Yemen: A Tar Baby

Blog Post
The Tar-Baby is a fictional character in the second of the Uncle Remus stories published in 1881; it is a doll made of tar and turpentine used to entrap Br’er Rabbit. The more that Br’er Rabbit fights the Tar-Baby, the more entangled he becomes. It’s presently politically incorrect to use this story to illustrate anything because of the “Afro-American thing”. However, sometimes, you need to use the correct literary metaphor, and that’s what I’m doing here. The Saudis have a tar baby on their hands.

Yemen is a caricature of a war, fought by pre-modern entities that wield modern weapons in pursuit of medieval ideas of winning and losing.

In Yemen,  President Hadi agreed to a ceasefire yesterday. Hadi has agreed to a ceasefire at least twice in the past. The Iranian-backed Houthis, who control western Yemen, did not respond. There will be no ceasefire. Houthi forces shelled and rocketed at least three Saudi bases or outposts in their response to the request for a ceasefire. 

Despite a near maximum surge, the Saudi-led coalition has failed to defeat the Houthis and restore Yemen as a Saudi satrapy. The Houthis remain in control in western Yemen and al-Qaida in the Arab Peninsula remains in control of much of eastern Yemen. The Saudi air offensive has destroyed modern Yemen, but not weakened Iranian influence or power.

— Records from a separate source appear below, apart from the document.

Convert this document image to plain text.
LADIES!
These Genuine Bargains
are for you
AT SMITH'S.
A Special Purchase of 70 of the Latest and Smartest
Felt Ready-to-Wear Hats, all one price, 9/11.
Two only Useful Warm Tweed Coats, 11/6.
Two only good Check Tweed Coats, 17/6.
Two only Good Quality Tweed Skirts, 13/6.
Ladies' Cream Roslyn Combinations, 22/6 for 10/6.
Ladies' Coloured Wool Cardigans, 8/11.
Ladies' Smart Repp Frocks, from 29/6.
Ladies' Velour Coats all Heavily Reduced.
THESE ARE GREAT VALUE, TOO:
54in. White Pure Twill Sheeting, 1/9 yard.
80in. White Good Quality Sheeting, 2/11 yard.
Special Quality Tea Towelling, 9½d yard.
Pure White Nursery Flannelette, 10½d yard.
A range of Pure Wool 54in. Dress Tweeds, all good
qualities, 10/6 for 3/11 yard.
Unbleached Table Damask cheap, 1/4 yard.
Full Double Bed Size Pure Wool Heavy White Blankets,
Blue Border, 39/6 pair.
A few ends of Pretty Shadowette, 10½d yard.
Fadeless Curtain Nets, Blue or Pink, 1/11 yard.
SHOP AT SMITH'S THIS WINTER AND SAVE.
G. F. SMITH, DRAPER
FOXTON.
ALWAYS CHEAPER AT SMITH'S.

The Saudis made monumental failures of military judgment, most likely with advice from Westerners. They swallowed the Kool-Aid that said air power can achieve political results on the ground. Nothing in US military history substantiates such a claim, although the claim has been made before. And once again air power has failed. 
The Saudis ignored the fundamental truth that aircraft do not hold ground. More on that (below).  The Saudis also believed that the Houthis would negotiate rather than witness and experience the destruction of Yemen. The Saudis erred.
Finally, the Saudi King should have replaced his Defense Minister for inexperience, poor judgment and incompetence. Saudi Arabia and its coalition partners have depleted their air assets, but have nothing to show for it, after more than three months of operations.
Historical and Practical Observations
Fighting a war requires that you send in ground troops. If it’s the Russians doing the fighting, they just go in and kill almost everyone and relocate what’s left of the locals, replacing them with some other population (Chechnya) of more compliant people. The Saudis have a problem with this because their military isn’t capable of a ground operation of any scope. They need to hire proxies to do the work for them. In this situation the proxies they had in mind (Pakistan) didn’t want to do it. And near genocide is a nasty business.

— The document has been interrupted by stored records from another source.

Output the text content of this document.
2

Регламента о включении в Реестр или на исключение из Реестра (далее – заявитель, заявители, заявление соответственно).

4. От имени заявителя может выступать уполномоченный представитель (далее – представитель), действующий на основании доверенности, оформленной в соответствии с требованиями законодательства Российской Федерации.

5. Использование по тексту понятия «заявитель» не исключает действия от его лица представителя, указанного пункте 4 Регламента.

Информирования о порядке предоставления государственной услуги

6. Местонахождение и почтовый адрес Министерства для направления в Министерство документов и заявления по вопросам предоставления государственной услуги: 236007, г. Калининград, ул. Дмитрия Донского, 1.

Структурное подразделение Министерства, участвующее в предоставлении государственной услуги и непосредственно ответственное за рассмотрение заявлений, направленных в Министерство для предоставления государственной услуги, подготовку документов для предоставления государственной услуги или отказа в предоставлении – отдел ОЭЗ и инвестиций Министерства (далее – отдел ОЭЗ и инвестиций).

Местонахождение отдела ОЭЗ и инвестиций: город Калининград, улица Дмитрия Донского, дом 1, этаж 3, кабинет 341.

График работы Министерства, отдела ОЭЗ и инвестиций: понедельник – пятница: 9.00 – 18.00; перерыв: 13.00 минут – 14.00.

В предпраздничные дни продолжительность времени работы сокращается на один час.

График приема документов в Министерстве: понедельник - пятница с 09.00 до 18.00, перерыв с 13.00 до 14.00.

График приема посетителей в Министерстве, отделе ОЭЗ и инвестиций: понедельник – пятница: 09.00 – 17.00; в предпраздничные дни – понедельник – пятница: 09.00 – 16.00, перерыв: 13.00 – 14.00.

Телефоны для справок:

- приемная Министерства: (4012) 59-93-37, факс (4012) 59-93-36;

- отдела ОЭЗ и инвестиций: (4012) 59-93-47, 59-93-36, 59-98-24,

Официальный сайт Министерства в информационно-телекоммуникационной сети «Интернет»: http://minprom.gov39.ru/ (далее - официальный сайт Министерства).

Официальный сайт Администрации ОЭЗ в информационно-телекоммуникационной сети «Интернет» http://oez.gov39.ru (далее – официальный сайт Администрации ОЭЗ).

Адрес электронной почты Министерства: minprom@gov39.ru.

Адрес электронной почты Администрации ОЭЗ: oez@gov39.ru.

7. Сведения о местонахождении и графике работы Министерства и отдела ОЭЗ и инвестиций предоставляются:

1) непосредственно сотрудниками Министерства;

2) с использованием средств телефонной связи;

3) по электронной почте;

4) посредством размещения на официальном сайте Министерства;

The Russians have a lot of experience with it and are usually willing to take the casualties necessary (historically). Russian mercenaries would have done the work for the Saudis for cash, but the Saudis are joined at the hip to the USA. And the US wouldn’t want the Saudis to hire Russian thugs. The Americans are squeamish when it comes to this sort of thing and the retired US Air Force mandarins who advise the Saudis prefer to wipe out people without antiaircraft defenses from altitude. Who wouldn’t – if it worked.

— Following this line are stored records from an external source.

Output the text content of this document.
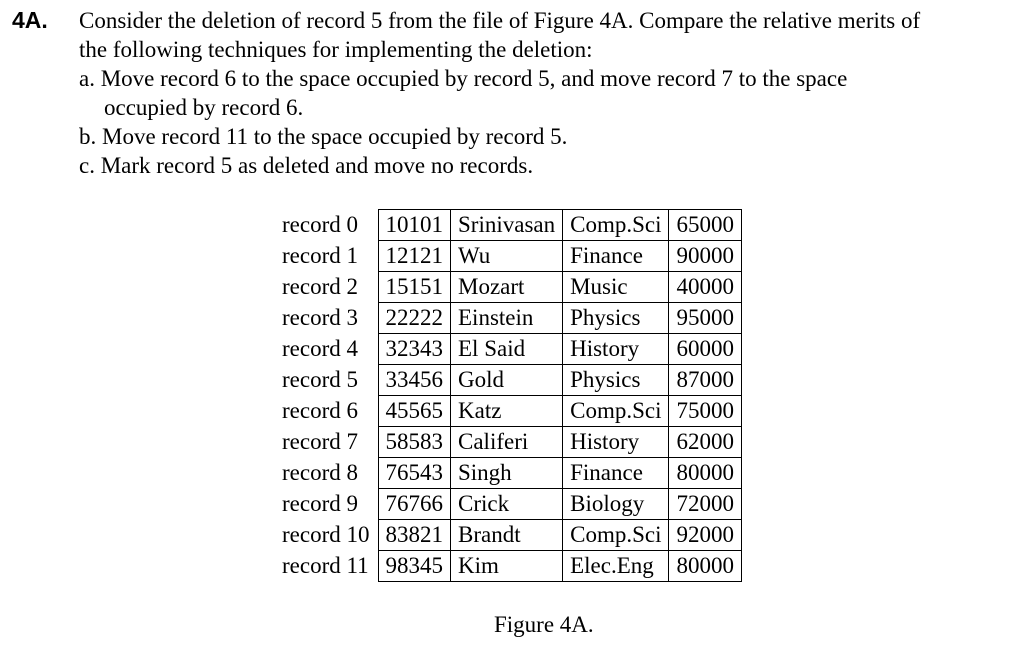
4A. Consider the deletion of record 5 from the file of Figure 4A. Compare the relative merits of
the following techniques for implementing the deletion:
a. Move record 6 to the space occupied by record 5, and move record 7 to the space
occupied by record 6.
b. Move record 11 to the space occupied by record 5.
c. Mark record 5 as deleted and move no records.
record 0	10101	Srinivasan	Comp.Sci	65000
record 1	12121	Wu	Finance	90000
record 2	15151	Mozart	Music	40000
record 3	22222	Einstein	Physics	95000
record 4	32343	El Said	History	60000
record 5	33456	Gold	Physics	87000
record 6	45565	Katz	Comp.Sci	75000
record 7	58583	Califeri	History	62000
record 8	76543	Singh	Finance	80000
record 9	76766	Crick	Biology	72000
record 10	83821	Brandt	Comp.Sci	92000
record 11	98345	Kim	Elec.Eng	80000
Figure 4A.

Air Forces world wide are populated with people who are comfortable pickling a bomb or five off at 30,000 ft. and then flying back to the club for a drink without ever having to look at the blood, the destruction or the stink of what they did. Bomb damage assessment photos are sterile things as well. I don’t hate zoomies, but find that those who do duty as forward air controllers [United States Air Force Combat Control Teams, singular Combat Controller, (CCT)]  have a much more comprehensive view of what they have done. They boast that they are “first in”, which may be true from a USAF perspective, but usually they’re integrated into force recon marines, SEALs or Delta operators who keep them safe.

If the Saudis wish to evict the pro-Iranians from Yemen, they need to kill them. That comes down to a face-to-face reality. I realize that sounds very unsanitary and politically incorrect in the modern world, but that’s how it works. You can’t bomb stone-age people back to the stone age.

11 thoughts on “Yemen: A Tar Baby

  1. Not me, but the Saudis clearly do – – or they need to find somebody who will if they want to win back Yemen. Achieving a desired result in that hell hole are considerably more complex than merely sitting in a chair and pushing buttons.

  2. I thought Djibouti was bad enough. Glad I haven't had to 'visit'… and concur on the Air Force. That is one thing I DO give the Marines credit for, their FACs/JTACs are normally pilots who put boots on the ground.

  3. My nephew is a Seabee (just promoted to Lt. Cmdr!) and was stationed in Djibouti for a spell. He said that all he did was help the locals build future targets for F-16 pilots.

  4. Too bad we didn't bomb the ISIS victory parade in Ramadi. Then again, maybe we don't want to…

  5. It's tough to know what the Obamanation really wants. Wheels within wheels within wheels.

  6. If we used nuclear payloads on our bombs, things would be different. No need to send in boots. No need at all. Conventional bombs, then yes, troops are the follow up force.